Tuesday, January 11, 2011





Being the children of restaurant owners means that people always cook for you. For my family, this meant Chinese food was available all the time, not just standard Americanized fare, but traditional and regional foods, because for their own meals, my parents and the cooks always made more traditional stuff.
Not only did my sisters and I come to expect food to magically appear before us, but we also used the cooks to do our culinary bidding. We would call my parents and ask them if they could please put broccoli, mushrooms, fried tofu and chicken in curry sauce, and then please bring the result home. Could they make me an omelet of those weird black wiggly mushrooms and sauteed broccoli with garlic?
We also never had to go grocery shopping for any real staples, like eggs, or produce or spices. They were always in supply in the walk-in refrigerator, and we didn't a dozen eggs in the fridge, we had 30.

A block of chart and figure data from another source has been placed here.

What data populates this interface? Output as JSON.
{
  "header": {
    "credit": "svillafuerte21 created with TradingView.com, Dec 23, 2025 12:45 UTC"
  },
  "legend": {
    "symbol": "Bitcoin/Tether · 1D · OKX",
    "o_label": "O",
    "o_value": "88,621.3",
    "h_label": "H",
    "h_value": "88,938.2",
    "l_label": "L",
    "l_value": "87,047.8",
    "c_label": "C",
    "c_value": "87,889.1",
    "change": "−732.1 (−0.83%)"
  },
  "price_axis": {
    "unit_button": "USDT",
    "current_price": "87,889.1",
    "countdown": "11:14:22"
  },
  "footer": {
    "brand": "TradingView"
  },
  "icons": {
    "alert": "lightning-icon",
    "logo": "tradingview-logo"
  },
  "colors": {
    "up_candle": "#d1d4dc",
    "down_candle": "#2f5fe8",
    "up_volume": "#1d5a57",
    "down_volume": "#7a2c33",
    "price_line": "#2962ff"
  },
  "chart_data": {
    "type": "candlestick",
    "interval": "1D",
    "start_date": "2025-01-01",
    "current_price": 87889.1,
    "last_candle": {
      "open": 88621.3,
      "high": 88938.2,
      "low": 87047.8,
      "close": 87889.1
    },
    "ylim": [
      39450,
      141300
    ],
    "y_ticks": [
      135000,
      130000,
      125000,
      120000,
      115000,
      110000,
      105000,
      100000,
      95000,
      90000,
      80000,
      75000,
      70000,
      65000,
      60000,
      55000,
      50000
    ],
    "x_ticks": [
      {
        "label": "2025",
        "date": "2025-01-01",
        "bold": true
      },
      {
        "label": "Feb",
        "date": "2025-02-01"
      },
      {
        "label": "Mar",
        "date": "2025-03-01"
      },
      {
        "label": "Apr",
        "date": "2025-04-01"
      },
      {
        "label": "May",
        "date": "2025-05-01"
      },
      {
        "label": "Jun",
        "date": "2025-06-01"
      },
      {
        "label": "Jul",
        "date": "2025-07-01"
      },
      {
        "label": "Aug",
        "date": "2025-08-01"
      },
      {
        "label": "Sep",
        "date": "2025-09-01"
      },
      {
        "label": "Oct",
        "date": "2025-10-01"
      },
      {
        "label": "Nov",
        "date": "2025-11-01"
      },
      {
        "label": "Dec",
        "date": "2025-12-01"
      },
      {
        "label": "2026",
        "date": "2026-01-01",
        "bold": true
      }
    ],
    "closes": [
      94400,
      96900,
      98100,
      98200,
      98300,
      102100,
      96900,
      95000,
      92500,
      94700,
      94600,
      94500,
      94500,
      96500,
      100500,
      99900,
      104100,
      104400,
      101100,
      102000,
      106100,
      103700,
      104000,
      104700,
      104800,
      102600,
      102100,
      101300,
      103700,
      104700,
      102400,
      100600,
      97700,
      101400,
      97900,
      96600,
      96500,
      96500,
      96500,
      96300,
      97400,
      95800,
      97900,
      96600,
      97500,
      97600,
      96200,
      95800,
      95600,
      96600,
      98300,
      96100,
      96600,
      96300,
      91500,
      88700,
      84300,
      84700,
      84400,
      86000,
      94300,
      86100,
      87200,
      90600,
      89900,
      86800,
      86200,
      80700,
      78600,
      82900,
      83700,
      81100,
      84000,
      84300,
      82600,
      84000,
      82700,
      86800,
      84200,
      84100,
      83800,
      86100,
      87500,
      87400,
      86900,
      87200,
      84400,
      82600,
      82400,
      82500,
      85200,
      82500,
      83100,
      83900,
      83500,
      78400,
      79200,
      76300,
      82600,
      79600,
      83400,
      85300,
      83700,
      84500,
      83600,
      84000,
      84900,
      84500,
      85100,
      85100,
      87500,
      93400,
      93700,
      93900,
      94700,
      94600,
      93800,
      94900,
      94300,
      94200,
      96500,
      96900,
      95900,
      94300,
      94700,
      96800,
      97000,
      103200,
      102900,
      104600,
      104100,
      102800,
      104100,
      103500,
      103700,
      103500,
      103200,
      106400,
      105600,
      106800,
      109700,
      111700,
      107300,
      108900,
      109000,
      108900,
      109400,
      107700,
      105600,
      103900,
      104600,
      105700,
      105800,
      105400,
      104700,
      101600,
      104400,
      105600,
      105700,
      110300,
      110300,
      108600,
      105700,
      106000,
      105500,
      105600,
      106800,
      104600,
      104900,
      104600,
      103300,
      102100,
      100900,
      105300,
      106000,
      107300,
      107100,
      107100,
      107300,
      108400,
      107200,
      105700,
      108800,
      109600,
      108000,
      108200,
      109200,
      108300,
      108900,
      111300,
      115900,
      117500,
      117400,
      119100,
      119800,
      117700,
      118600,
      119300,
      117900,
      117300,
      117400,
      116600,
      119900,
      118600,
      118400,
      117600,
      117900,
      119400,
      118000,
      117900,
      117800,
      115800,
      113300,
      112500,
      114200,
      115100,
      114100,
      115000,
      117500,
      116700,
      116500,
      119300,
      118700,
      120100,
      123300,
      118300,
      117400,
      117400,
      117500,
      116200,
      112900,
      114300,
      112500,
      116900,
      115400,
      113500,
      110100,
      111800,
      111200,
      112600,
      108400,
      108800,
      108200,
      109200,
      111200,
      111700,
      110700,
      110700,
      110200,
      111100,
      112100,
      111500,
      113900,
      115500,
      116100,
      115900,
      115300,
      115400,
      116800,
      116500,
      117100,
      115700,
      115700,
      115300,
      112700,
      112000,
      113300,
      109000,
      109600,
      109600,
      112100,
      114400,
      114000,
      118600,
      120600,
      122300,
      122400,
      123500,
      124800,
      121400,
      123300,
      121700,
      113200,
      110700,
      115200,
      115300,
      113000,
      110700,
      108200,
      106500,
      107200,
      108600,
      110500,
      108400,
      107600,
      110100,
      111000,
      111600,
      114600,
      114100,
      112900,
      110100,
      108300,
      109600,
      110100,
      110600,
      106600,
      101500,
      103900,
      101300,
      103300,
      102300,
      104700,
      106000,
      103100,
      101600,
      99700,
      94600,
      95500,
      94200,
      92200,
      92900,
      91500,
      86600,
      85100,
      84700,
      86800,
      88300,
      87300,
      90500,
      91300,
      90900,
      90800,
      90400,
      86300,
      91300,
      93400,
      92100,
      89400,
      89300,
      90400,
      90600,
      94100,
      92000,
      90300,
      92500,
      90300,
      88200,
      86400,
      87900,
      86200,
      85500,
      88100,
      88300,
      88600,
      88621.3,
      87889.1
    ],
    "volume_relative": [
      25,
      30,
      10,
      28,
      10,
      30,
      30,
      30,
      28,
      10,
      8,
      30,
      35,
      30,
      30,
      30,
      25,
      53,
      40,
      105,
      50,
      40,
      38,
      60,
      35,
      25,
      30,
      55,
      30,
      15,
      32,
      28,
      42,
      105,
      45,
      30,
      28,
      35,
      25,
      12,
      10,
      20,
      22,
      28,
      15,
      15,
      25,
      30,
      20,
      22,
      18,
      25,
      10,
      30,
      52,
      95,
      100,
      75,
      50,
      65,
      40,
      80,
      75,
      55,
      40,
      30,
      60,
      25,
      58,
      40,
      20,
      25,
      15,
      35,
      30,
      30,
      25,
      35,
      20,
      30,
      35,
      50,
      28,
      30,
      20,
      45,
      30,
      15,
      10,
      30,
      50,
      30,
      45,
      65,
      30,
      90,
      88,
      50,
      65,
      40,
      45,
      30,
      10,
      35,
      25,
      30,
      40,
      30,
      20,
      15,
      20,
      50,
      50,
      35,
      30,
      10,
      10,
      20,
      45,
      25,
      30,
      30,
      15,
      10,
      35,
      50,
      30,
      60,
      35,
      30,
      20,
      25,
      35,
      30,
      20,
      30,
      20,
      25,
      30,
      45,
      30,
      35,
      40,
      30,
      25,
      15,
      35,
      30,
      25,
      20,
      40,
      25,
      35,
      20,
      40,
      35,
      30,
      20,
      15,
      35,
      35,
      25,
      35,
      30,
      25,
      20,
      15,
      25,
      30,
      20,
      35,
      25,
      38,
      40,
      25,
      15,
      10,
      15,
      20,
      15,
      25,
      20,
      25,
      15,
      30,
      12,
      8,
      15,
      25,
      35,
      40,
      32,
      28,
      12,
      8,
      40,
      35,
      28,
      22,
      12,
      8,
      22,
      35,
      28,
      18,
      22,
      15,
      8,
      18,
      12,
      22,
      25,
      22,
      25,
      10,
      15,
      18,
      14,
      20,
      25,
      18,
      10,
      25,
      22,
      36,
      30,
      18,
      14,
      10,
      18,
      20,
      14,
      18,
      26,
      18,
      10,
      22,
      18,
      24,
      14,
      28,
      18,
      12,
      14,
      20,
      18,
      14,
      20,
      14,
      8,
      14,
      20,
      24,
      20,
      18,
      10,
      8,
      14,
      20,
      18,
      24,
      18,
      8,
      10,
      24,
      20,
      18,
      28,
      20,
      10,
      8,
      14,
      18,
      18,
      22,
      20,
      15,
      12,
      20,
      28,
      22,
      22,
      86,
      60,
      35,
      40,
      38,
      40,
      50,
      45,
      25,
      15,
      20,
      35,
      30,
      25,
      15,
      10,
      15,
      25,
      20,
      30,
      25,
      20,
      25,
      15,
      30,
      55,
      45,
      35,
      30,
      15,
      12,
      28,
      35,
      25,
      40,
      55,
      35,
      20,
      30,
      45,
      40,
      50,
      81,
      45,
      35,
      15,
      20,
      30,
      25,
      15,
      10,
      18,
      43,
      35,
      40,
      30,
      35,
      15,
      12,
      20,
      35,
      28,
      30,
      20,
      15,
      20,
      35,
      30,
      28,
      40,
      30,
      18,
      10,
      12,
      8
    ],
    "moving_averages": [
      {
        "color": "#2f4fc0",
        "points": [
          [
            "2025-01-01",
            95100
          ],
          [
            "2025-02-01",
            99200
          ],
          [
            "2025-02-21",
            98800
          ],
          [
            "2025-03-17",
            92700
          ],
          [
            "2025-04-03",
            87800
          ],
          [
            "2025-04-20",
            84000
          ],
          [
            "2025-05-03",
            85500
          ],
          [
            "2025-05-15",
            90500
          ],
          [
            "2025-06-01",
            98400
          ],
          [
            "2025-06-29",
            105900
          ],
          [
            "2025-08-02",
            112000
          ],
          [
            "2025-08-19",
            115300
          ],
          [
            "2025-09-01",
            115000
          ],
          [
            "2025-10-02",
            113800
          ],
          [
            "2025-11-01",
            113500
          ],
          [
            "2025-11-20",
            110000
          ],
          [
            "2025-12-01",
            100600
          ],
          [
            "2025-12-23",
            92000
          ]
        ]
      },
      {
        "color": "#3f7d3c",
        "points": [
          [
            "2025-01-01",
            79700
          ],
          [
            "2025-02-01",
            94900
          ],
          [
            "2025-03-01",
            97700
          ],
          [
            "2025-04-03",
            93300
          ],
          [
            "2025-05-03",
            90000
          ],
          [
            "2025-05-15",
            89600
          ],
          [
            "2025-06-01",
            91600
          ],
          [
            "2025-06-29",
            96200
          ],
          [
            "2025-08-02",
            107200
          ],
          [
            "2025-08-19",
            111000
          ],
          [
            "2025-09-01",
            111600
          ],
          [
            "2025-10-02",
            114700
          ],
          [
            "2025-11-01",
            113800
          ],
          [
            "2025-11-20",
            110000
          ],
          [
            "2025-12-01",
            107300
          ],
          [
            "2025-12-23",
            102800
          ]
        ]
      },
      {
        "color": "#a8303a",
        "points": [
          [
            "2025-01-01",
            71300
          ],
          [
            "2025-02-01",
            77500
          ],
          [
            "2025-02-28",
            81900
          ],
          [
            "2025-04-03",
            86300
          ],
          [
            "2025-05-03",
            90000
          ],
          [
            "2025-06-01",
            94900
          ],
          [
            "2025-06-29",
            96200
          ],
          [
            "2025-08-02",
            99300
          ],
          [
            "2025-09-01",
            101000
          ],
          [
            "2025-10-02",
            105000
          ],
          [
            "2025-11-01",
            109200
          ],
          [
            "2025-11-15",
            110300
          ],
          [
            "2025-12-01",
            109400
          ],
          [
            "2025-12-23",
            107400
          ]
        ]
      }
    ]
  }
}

As a result of this sheltered existence, Cyndy and I, who have since moved out of our childhood home, have cripplingly little knowledge on how to shop properly for real groceries, and one trip's worth of food typically lasts us around three days.
Then we starve for the next four, until we break down and start over again.
Kendra tried to help us by telling us to stock up on canned goods and pasta and the like, but alas, we almost never eat those things. American pantries elude us. The only times we went to the grocery store were to buy pancake supplies or ice cream.
We'd go to Costco, and spend hundreds of dollars on Dunkaroos and chocolate chip cookies. We only ever understood how to buy sweets, and too many jars of pickles.

A typical conversation at Costco went like this:

Dad: Are you sure you can eat that whole cake?


Dad: that's a really big cake. I don't think you guys can finish it.
Mom: don't let them buy the cake.

Karen & Cyndy: we need the cake.
Of course we never ever ever finished those cakes. We would eat a single slice, be repulsed by how much thick sugary frosting was everywhere, and forget about the cake. And then we'd move on to dunkaroos, and leave my poor parents to deal with the mess we'd made. It was a blissfully terrible system.


Cut to modern day, when Cyndy and I are left to do our own grocery shopping. We've never been able to shop for a whole week's worth of food. In the past three days we've been to three different places to buy very specific food, including dinosaur shaped chicken nuggets, and there's no end in sight. If you knew what a child I truly am inside, you would be appalled.